Il rischio concreto per la Juventus è quello di dover fare a meno di Thuram per un periodo tutt’altro che breve. Il francese non ha giocato né a Frosinone né contro il Parma, e ora il problema rischia di assumere dimensioni più importanti.
Sarr subito protagonista?
Ecco perché l’arrivo di Pape Sarr assume un peso ancora maggiore. La Juventus aveva inizialmente individuato in Franck Kessié il rinforzo ideale per il centrocampo, ma l’ivoriano ha scelto di tornare all’Atalanta. I bianconeri hanno così accelerato sul senegalese del Tottenham, individuato come soluzione alternativa e diventato rapidamente il prescelto.
A convincere la dirigenza sono state soprattutto le sue caratteristiche: duttilità, resistenza, intelligenza tattica e margini di crescita. Sarr compirà 24 anni tra due settimane e può ancora compiere un salto di qualità importante. Nelle mani di Luciano Spalletti, inoltre, potrebbe trovare un allenatore capace di valorizzarne ulteriormente le caratteristiche.
E il calendario potrebbe offrirgli immediatamente una vetrina di prestigio. Domenica sera arriva il Milan di Amorim e Sarr potrebbe essere convocato e utilizzato a gara in corso. Un debutto tutt’altro che banale per chi è appena arrivato a Torino.

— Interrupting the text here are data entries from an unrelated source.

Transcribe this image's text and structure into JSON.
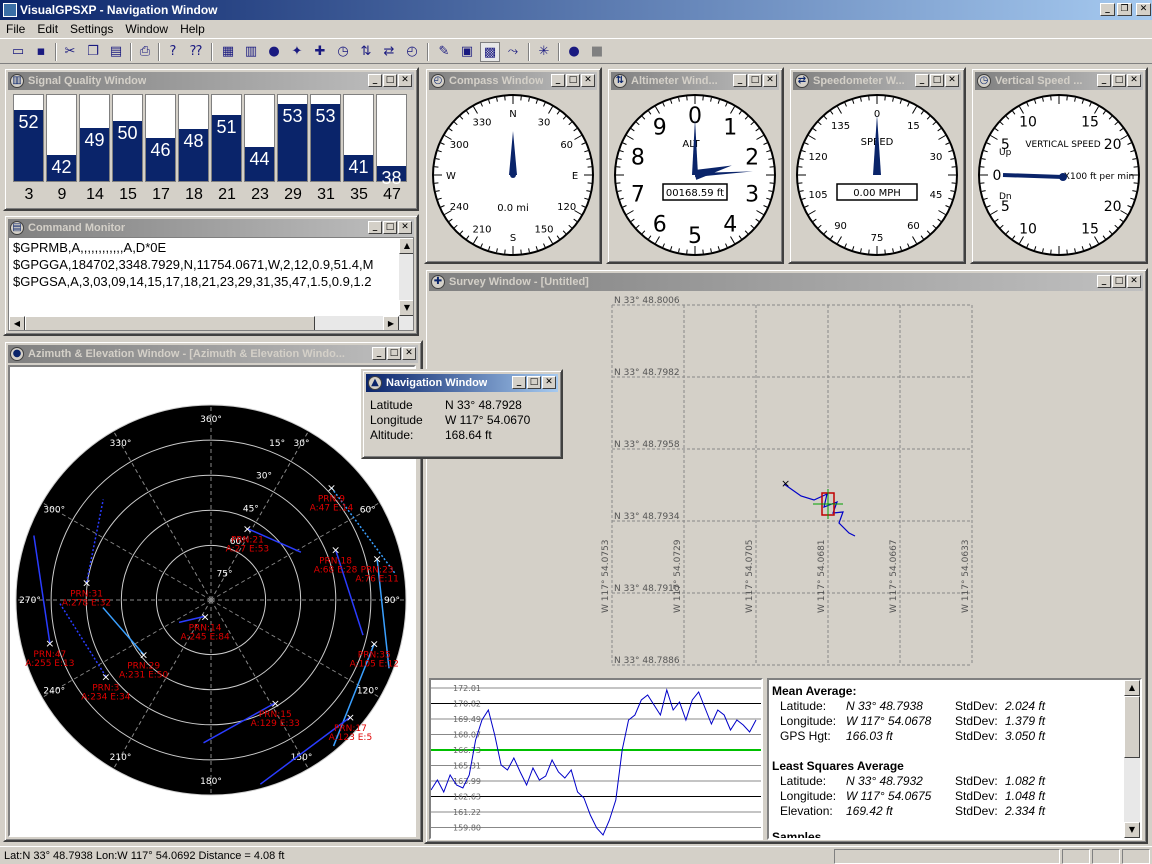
{
  "window": {
    "title": "VisualGPSXP - Navigation Window"
  },
  "menu": [
    "File",
    "Edit",
    "Settings",
    "Window",
    "Help"
  ],
  "toolbar_icons": [
    "open-icon",
    "save-icon",
    "cut-icon",
    "copy-icon",
    "paste-icon",
    "print-icon",
    "help-icon",
    "context-help-icon",
    "signal-icon",
    "bar-chart-icon",
    "globe-icon",
    "gps-icon",
    "grid-icon",
    "clock-icon",
    "altitude-icon",
    "speed-icon",
    "compass-icon",
    "navigation-icon",
    "pen-icon",
    "monitor-icon",
    "route-icon",
    "satellite-icon",
    "record-icon",
    "stop-icon"
  ],
  "signal_quality": {
    "title": "Signal Quality Window",
    "satellites": [
      {
        "prn": "3",
        "snr": "52",
        "level": 0.82
      },
      {
        "prn": "9",
        "snr": "42",
        "level": 0.3
      },
      {
        "prn": "14",
        "snr": "49",
        "level": 0.62
      },
      {
        "prn": "15",
        "snr": "50",
        "level": 0.7
      },
      {
        "prn": "17",
        "snr": "46",
        "level": 0.5
      },
      {
        "prn": "18",
        "snr": "48",
        "level": 0.6
      },
      {
        "prn": "21",
        "snr": "51",
        "level": 0.77
      },
      {
        "prn": "23",
        "snr": "44",
        "level": 0.4
      },
      {
        "prn": "29",
        "snr": "53",
        "level": 0.9
      },
      {
        "prn": "31",
        "snr": "53",
        "level": 0.9
      },
      {
        "prn": "35",
        "snr": "41",
        "level": 0.3
      },
      {
        "prn": "47",
        "snr": "38",
        "level": 0.18
      }
    ]
  },
  "command_monitor": {
    "title": "Command Monitor",
    "lines": [
      "$GPRMB,A,,,,,,,,,,,,A,D*0E",
      "$GPGGA,184702,3348.7929,N,11754.0671,W,2,12,0.9,51.4,M",
      "$GPGSA,A,3,03,09,14,15,17,18,21,23,29,31,35,47,1.5,0.9,1.2"
    ]
  },
  "compass": {
    "title": "Compass Window",
    "ticks": [
      "N",
      "30",
      "60",
      "E",
      "120",
      "150",
      "S",
      "210",
      "240",
      "W",
      "300",
      "330"
    ],
    "heading_deg": 0,
    "distance": "0.0 mi"
  },
  "altimeter": {
    "title": "Altimeter Wind...",
    "numbers": [
      "0",
      "1",
      "2",
      "3",
      "4",
      "5",
      "6",
      "7",
      "8",
      "9"
    ],
    "label": "ALT",
    "readout": "00168.59 ft"
  },
  "speedometer": {
    "title": "Speedometer W...",
    "ticks": [
      "0",
      "15",
      "30",
      "45",
      "60",
      "75",
      "90",
      "105",
      "120",
      "135"
    ],
    "label": "SPEED",
    "readout": "0.00 MPH"
  },
  "vertical_speed": {
    "title": "Vertical Speed ...",
    "label": "VERTICAL SPEED",
    "units": "X100 ft per min",
    "up": "Up",
    "dn": "Dn",
    "ticks": [
      "0",
      "5",
      "10",
      "15",
      "20",
      "20",
      "15",
      "10",
      "5"
    ]
  },
  "azimuth": {
    "title": "Azimuth & Elevation Window - [Azimuth & Elevation Windo...",
    "az_labels": [
      "360°",
      "30°",
      "60°",
      "90°",
      "120°",
      "150°",
      "180°",
      "210°",
      "240°",
      "270°",
      "300°",
      "330°"
    ],
    "el_labels": [
      "15°",
      "30°",
      "45°",
      "60°",
      "75°"
    ],
    "sats": [
      {
        "prn": "PRN:9",
        "ae": "A:47 E:14",
        "az": 47,
        "el": 14
      },
      {
        "prn": "PRN:21",
        "ae": "A:27 E:53",
        "az": 27,
        "el": 53
      },
      {
        "prn": "PRN:18",
        "ae": "A:68 E:28",
        "az": 68,
        "el": 28
      },
      {
        "prn": "PRN:23",
        "ae": "A:76 E:11",
        "az": 76,
        "el": 11
      },
      {
        "prn": "PRN:31",
        "ae": "A:278 E:32",
        "az": 278,
        "el": 32
      },
      {
        "prn": "PRN:14",
        "ae": "A:245 E:84",
        "az": 200,
        "el": 82
      },
      {
        "prn": "PRN:29",
        "ae": "A:231 E:50",
        "az": 231,
        "el": 50
      },
      {
        "prn": "PRN:47",
        "ae": "A:255 E:13",
        "az": 255,
        "el": 13
      },
      {
        "prn": "PRN:3",
        "ae": "A:234 E:34",
        "az": 234,
        "el": 30
      },
      {
        "prn": "PRN:35",
        "ae": "A:105 E:12",
        "az": 105,
        "el": 12
      },
      {
        "prn": "PRN:15",
        "ae": "A:129 E:33",
        "az": 148,
        "el": 34
      },
      {
        "prn": "PRN:17",
        "ae": "A:123 E:5",
        "az": 130,
        "el": 6
      }
    ]
  },
  "navigation": {
    "title": "Navigation Window",
    "latitude_label": "Latitude",
    "latitude": "N 33° 48.7928",
    "longitude_label": "Longitude",
    "longitude": "W 117° 54.0670",
    "altitude_label": "Altitude:",
    "altitude": "168.64  ft"
  },
  "survey": {
    "title": "Survey Window - [Untitled]",
    "lat_labels": [
      "N 33° 48.8006",
      "N 33° 48.7982",
      "N 33° 48.7958",
      "N 33° 48.7934",
      "N 33° 48.7910",
      "N 33° 48.7886"
    ],
    "lon_labels": [
      "W 117° 54.0753",
      "W 117° 54.0729",
      "W 117° 54.0705",
      "W 117° 54.0681",
      "W 117° 54.0667",
      "W 117° 54.0633"
    ]
  },
  "altitude_chart": {
    "y_labels": [
      "172.01",
      "170.82",
      "169.49",
      "168.07",
      "166.73",
      "165.31",
      "163.99",
      "162.63",
      "161.22",
      "159.80"
    ]
  },
  "stats": {
    "mean_title": "Mean Average:",
    "mean": [
      {
        "label": "Latitude:",
        "value": "N 33° 48.7938",
        "sd_label": "StdDev:",
        "sd": "2.024 ft"
      },
      {
        "label": "Longitude:",
        "value": "W 117° 54.0678",
        "sd_label": "StdDev:",
        "sd": "1.379 ft"
      },
      {
        "label": "GPS Hgt:",
        "value": "166.03  ft",
        "sd_label": "StdDev:",
        "sd": "3.050 ft"
      }
    ],
    "ls_title": "Least Squares Average",
    "ls": [
      {
        "label": "Latitude:",
        "value": "N 33° 48.7932",
        "sd_label": "StdDev:",
        "sd": "1.082 ft"
      },
      {
        "label": "Longitude:",
        "value": "W 117° 54.0675",
        "sd_label": "StdDev:",
        "sd": "1.048 ft"
      },
      {
        "label": "Elevation:",
        "value": "169.42  ft",
        "sd_label": "StdDev:",
        "sd": "2.334 ft"
      }
    ],
    "samples_title": "Samples"
  },
  "status": {
    "text": "Lat:N 33° 48.7938   Lon:W 117° 54.0692   Distance = 4.08 ft"
  },
  "colors": {
    "accent": "#0a246a",
    "sat_label": "#e00000",
    "track": "#0000c8"
  }
}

McKennie e Cambiaso, altri dubbi
L’emergenza non riguarda soltanto Thuram. Anche Weston McKennie è alle prese con un affaticamento muscolare e la sua disponibilità per la sfida contro i rossoneri resta da valutare. A questo si aggiunge il problema di Andrea Cambiaso, vittima di una distorsione alla caviglia nella partita contro il Parma.

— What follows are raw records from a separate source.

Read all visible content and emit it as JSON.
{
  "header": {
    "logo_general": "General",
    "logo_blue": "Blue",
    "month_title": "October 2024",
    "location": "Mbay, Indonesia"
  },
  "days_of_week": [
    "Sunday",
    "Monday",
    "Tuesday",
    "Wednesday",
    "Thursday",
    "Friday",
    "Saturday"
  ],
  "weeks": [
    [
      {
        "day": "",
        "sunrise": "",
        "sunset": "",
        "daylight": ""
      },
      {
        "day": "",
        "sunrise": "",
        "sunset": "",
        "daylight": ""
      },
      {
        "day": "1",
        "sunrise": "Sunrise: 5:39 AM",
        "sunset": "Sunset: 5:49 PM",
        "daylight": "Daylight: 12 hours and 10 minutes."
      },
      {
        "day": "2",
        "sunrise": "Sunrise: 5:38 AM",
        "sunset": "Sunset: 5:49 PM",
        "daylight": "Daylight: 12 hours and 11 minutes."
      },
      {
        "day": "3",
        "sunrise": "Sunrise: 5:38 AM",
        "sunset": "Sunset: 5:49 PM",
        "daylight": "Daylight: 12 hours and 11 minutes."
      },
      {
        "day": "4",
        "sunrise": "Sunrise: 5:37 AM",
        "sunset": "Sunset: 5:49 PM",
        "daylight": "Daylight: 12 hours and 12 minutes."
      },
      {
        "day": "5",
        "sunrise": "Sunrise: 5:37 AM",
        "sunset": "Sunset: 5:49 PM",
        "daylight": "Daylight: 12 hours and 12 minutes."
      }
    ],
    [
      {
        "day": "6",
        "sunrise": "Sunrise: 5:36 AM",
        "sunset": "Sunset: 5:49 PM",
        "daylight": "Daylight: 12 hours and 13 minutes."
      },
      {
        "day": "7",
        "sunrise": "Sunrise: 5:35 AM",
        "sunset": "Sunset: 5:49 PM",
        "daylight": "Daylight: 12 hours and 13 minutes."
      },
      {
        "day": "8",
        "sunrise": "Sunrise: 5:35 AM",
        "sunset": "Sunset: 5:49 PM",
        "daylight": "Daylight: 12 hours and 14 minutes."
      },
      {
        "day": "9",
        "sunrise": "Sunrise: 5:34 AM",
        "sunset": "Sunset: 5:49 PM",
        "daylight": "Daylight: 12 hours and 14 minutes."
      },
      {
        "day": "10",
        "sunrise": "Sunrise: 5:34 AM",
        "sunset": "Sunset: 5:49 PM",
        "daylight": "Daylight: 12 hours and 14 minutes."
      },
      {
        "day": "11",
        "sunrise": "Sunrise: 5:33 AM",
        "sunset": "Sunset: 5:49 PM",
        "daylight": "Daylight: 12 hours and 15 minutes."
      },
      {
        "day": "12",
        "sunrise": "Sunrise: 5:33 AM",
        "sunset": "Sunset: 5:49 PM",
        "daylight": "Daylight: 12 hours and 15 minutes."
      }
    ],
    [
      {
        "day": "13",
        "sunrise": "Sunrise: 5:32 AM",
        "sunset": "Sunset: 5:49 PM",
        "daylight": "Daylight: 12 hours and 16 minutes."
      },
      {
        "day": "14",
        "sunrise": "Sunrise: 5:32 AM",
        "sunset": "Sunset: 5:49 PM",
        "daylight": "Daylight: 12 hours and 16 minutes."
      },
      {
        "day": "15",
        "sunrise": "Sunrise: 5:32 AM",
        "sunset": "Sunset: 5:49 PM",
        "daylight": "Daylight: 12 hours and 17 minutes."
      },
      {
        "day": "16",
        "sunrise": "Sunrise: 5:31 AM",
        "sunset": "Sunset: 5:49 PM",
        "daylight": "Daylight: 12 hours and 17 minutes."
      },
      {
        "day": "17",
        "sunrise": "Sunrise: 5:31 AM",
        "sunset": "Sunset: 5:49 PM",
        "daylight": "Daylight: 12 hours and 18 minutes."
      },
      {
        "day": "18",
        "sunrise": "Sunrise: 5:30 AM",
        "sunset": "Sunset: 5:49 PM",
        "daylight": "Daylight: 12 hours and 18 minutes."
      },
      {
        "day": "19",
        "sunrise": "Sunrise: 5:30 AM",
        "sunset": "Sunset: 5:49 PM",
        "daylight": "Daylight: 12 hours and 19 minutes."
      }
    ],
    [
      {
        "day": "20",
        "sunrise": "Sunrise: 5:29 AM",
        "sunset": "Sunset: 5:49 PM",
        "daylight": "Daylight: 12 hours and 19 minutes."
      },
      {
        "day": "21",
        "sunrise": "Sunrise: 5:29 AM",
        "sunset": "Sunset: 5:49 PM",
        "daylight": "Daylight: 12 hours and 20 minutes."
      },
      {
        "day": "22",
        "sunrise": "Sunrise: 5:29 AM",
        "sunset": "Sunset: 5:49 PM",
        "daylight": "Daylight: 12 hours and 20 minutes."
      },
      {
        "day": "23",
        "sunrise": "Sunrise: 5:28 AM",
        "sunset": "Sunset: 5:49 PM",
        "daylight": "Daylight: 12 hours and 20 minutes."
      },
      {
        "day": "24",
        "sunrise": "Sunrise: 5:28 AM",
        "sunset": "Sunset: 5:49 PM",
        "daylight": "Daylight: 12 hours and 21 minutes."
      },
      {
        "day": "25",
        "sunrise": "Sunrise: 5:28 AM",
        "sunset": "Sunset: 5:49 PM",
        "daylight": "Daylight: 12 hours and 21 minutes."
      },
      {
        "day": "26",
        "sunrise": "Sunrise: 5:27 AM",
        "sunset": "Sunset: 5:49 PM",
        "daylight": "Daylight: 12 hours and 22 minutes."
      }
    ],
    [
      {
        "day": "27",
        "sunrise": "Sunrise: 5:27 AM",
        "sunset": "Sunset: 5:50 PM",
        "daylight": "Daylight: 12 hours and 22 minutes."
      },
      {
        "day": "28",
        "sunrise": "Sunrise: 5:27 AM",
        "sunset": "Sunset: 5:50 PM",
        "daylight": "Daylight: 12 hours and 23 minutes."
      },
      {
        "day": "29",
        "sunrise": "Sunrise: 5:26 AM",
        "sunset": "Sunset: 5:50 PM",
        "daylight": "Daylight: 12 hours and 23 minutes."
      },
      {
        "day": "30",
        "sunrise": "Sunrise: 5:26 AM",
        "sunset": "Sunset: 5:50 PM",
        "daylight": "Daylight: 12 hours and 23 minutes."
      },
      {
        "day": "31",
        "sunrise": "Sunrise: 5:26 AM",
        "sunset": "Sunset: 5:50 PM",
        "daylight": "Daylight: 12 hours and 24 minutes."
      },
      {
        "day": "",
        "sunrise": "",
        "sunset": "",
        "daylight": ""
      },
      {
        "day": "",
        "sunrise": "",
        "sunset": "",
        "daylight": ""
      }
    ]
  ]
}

Una sequenza di problemi fisici che sta complicando i piani di Spalletti proprio alla vigilia di uno dei primi appuntamenti pesanti della stagione.
Con l’arrivo di Sarr, comunque, la Juventus non dovrebbe tornare sul mercato per aggiungere un altro centrocampista, anche alla luce dei dubbi legati a Thuram. L’ultimo tassello destinato a rientrare nei piani dell’allenatore sarà Teun Koopmeiners, salvo sorprese dell’ultimissima ora.
Ora la parola passa al campo: Sarr è arrivato per dare profondità al reparto, ma potrebbe essere chiamato a farlo molto prima del previsto.